The salutatorian credits her role as older sister to her two younger brothers as one of the reasons why she strives for academic excellence.
“I feel that since I’m the oldest of three children, I have to be a role model. I have to have high standards so they can follow in my footsteps,” she said.
Yenifer said her parents, who both work in factories, are also a driving force as she looks forward to majoring in biology at UCLA.
“My parents are my biggest inspiration. They pushed me and told me education is important,” she said.
Yenifer said Compton Unified teachers and staff were just as instrumental in pushing her friends to become college-bound.
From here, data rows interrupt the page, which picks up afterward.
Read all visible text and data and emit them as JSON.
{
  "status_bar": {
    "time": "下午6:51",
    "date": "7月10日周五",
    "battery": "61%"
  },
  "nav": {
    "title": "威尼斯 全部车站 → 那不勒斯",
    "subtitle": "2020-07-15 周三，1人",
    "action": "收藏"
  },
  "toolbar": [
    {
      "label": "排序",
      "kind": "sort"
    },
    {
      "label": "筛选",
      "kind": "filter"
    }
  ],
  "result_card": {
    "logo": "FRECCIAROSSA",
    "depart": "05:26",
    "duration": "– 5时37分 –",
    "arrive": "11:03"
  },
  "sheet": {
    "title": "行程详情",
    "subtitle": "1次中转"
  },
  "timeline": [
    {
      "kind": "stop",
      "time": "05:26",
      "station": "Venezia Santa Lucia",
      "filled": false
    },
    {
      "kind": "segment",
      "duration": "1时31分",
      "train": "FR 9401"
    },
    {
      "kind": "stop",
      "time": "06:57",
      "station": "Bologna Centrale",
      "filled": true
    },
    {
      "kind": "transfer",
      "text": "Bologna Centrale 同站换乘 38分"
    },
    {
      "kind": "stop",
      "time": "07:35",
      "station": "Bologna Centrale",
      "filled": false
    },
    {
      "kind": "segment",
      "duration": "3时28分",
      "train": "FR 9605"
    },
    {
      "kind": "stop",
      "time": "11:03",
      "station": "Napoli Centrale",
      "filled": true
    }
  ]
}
“In school, all of our teachers have been really helpful. And, people like our counselor Cynthia Washington have reminded us of how important it is to get an education,” she said.
“It’s the only thing we can keep and no one can take away. It’s important for others to have the same mentality.”
Yenifer said she and her friends share the same attitude about their education.
“Most of us have been together since elementary school…we’ve been each other’s support system outside of the home. Now we’re seeing our hard work paying off.”
For the salutatorian, it’s a big step that is sure to make her family proud.
“My mom works at a factory and my dad works as a janitor for a company. They both work very hard, so it means a lot to know I’m going to college,” she said. “My mom has really encouraged me to do my best in school. She’s been my rock.”
But without a doubt, Kimberly knows her friendship with Jannet, Yenifer, Nancy, Daina, and Elizabeth played a big part in her academic success.
“My friends were the ones who really pushed me whenever I lacked confidence in myself. I am thankful to have people like them,” she said.